This problem appears in multiple sheets. Depth expectations increase as you progress:
Interview Prompt
Design ETA Calculation Service.
Clarifying Questions (ask before designing)
| Question | Why it matters |
|---|---|
| Which of these is highest priority: Real-time traffic data ingestion, Graph-based routing with live weights, ML-based prediction? | Forces scope negotiation — senior candidates trim before drawing boxes. |
| What scale should we design for — DAU, QPS, data volume? | Drives every capacity decision; shows structured thinking. |
| What are the read vs write patterns on the critical path? | Determines caching, DB choice, and replication topology. |
| What consistency and durability guarantees are required? | Separates strong-consistency paths from eventual ones — a senior differentiator. |
Scope
In scope
- Real-time traffic data ingestion
- Graph-based routing with live weights
- ML-based prediction
- Caching route segments
- Capacity estimation with shown math
Out of scope (state explicitly)
- Full payment processing (#24)
- Turn-by-turn map rendering (#54)
- Driver/rider identity verification and background checks
Assumptions
- Single metro / region unless interviewer asks for multi-city
- Mobile clients with intermittent connectivity — server is source of truth
- Managed geo + messaging infra (Kafka, Redis, RDS) is acceptable
These foundational concepts underpin the patterns used in this problem. Review them before deep-diving into component-level trade-offs.
- Point-to-point ETA: Estimate travel time with current traffic
- Multi-stop ETA: Routes with multiple waypoints
- ETA for pickup: How long until a driver reaches a pickup point
- Historical ETA: "How long does this trip usually take on Tuesday at 8 AM?"
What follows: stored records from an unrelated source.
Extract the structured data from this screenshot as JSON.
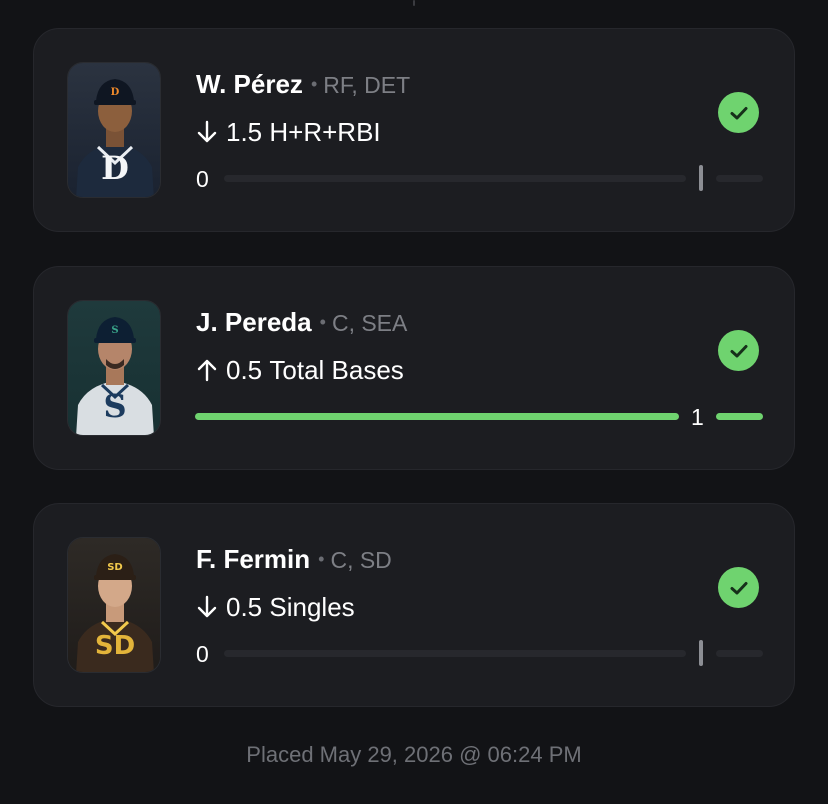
{
  "colors": {
    "background": "#121316",
    "card": "#1c1d21",
    "success": "#6fd36f",
    "muted_text": "#7d7f85",
    "track": "#27282d"
  },
  "legs": [
    {
      "player_name": "W. Pérez",
      "separator": "•",
      "position_team": "RF, DET",
      "direction": "under",
      "direction_icon": "arrow-down-icon",
      "line": "1.5",
      "stat": "H+R+RBI",
      "result": "0",
      "status_icon": "check-circle-icon",
      "team_logo_icon": "tigers-d-icon",
      "progress_fraction": 0
    },
    {
      "player_name": "J. Pereda",
      "separator": "•",
      "position_team": "C, SEA",
      "direction": "over",
      "direction_icon": "arrow-up-icon",
      "line": "0.5",
      "stat": "Total Bases",
      "result": "1",
      "status_icon": "check-circle-icon",
      "team_logo_icon": "mariners-s-icon",
      "progress_fraction": 1
    },
    {
      "player_name": "F. Fermin",
      "separator": "•",
      "position_team": "C, SD",
      "direction": "under",
      "direction_icon": "arrow-down-icon",
      "line": "0.5",
      "stat": "Singles",
      "result": "0",
      "status_icon": "check-circle-icon",
      "team_logo_icon": "padres-sd-icon",
      "progress_fraction": 0
    }
  ],
  "footer": {
    "placed_text": "Placed May 29, 2026 @ 06:24 PM"
  }
}
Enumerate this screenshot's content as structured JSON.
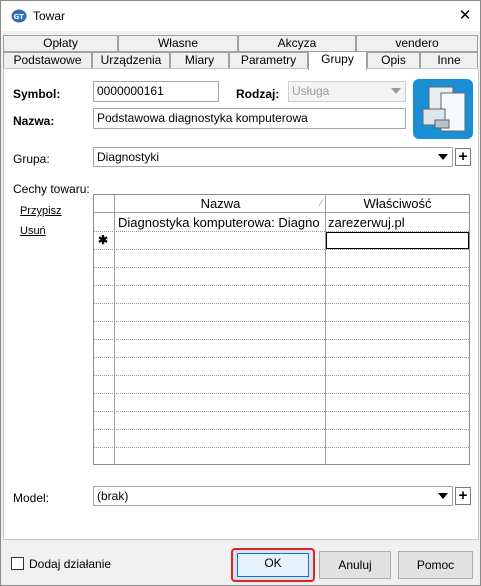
{
  "window": {
    "title": "Towar"
  },
  "tabs_row1": [
    "Opłaty",
    "Własne",
    "Akcyza",
    "vendero"
  ],
  "tabs_row2": [
    "Podstawowe",
    "Urządzenia",
    "Miary",
    "Parametry",
    "Grupy",
    "Opis",
    "Inne"
  ],
  "active_tab": "Grupy",
  "form": {
    "symbol_label": "Symbol:",
    "symbol_value": "0000000161",
    "rodzaj_label": "Rodzaj:",
    "rodzaj_value": "Usługa",
    "nazwa_label": "Nazwa:",
    "nazwa_value": "Podstawowa diagnostyka komputerowa",
    "grupa_label": "Grupa:",
    "grupa_value": "Diagnostyki",
    "cechy_label": "Cechy towaru:",
    "przypisz_link": "Przypisz",
    "usun_link": "Usuń",
    "model_label": "Model:",
    "model_value": "(brak)",
    "plus_symbol": "+"
  },
  "grid": {
    "col_nazwa": "Nazwa",
    "col_wlasciwosc": "Właściwość",
    "sort_mark": "⁄",
    "new_row_marker": "✱",
    "rows": [
      {
        "nazwa": "Diagnostyka komputerowa: Diagno",
        "wlasciwosc": "zarezerwuj.pl"
      }
    ]
  },
  "footer": {
    "dodaj_label": "Dodaj działanie",
    "ok_label": "OK",
    "anuluj_label": "Anuluj",
    "pomoc_label": "Pomoc"
  },
  "colors": {
    "highlight_border": "#d9242b",
    "focus_blue": "#0078d7"
  }
}
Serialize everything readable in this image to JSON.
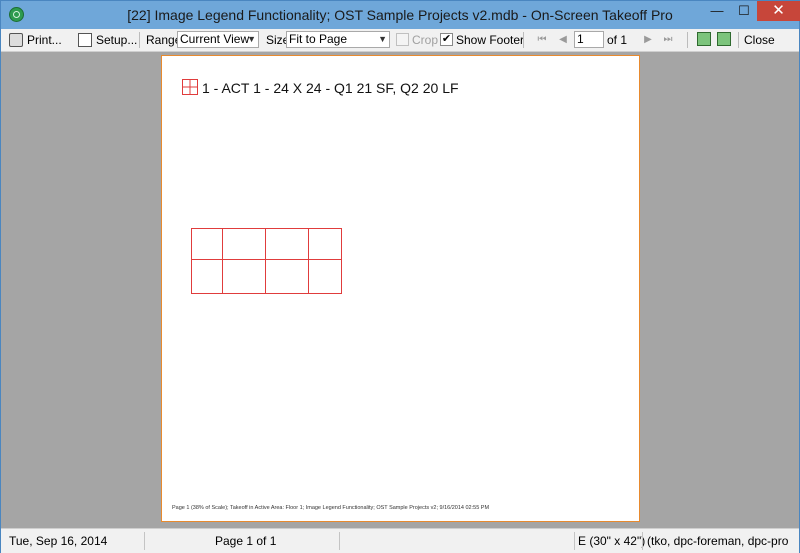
{
  "window": {
    "title": "[22] Image Legend Functionality; OST Sample Projects v2.mdb - On-Screen Takeoff Pro",
    "minimize_glyph": "—",
    "maximize_glyph": "☐",
    "close_glyph": "✕"
  },
  "toolbar": {
    "print_label": "Print...",
    "setup_label": "Setup...",
    "range_label": "Range",
    "range_value": "Current View",
    "size_label": "Size",
    "size_value": "Fit to Page",
    "crop_label": "Crop",
    "crop_checked": false,
    "show_footer_label": "Show Footer",
    "show_footer_checked": true,
    "check_mark": "✔",
    "page_number": "1",
    "page_of": "of 1",
    "nav_first": "⏮",
    "nav_prev": "◀",
    "nav_next": "▶",
    "nav_last": "⏭",
    "close_label": "Close"
  },
  "page": {
    "legend_text": "1 - ACT 1 - 24 X 24 - Q1 21 SF, Q2 20 LF",
    "footer_text": "Page 1 (38% of Scale); Takeoff in Active Area: Floor 1; Image Legend Functionality; OST Sample Projects v2; 9/16/2014 02:55 PM"
  },
  "status": {
    "date": "Tue, Sep 16, 2014",
    "page": "Page 1 of 1",
    "paper": "E (30\" x 42\")",
    "users": "(tko, dpc-foreman, dpc-pro"
  },
  "colors": {
    "title_bar": "#6fa7d9",
    "close_button": "#c7463a",
    "canvas": "#a5a5a5",
    "page_border": "#e88a2e",
    "takeoff_red": "#e03c3c"
  }
}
- Batch ETA: Compute for N origin-destination pairs efficiently
- ETA updates: Continuously update as trip progresses
- Multi-modal: Driving, walking, cycling, transit
- Accuracy: ETA within ±10% of actual travel time
- Low Latency: Single ETA in < 100 ms; batch of 20 in < 500 ms
- High Throughput: 500K ETA requests/sec peak
- Freshness: Traffic conditions reflected within 60 seconds
- Availability: 99.99%
- Graceful degradation: Fall back to historical patterns
- Global: Support all major cities
| Metric | Calculation | Value |
|---|---|---|
| ETA requests / sec | From ETA requests / day ÷ 86400 (+ peak factor in value) | 500K peak |
| Single ETA latency target | Given (assumption documented in value) | < 100 ms |
| Batch ETA (20 pairs) target | Given (assumption documented in value) | < 500 ms |
| Active road segments tracked | Given (assumption documented in value) | 50M globally |
| Traffic updates / sec | From Traffic updates / day ÷ 86400 (+ peak factor in value) | 10M GPS data points |
| Road graph size (in-memory) | Given | ~300 GB globally |
| ETA model features | Given | ~50 per query |
| ETA cache hit rate | Given | ~30% |
ETA Calculation Pipeline: Three-Layer Architecture
Layer 1: Route Engine ETA (physics-based)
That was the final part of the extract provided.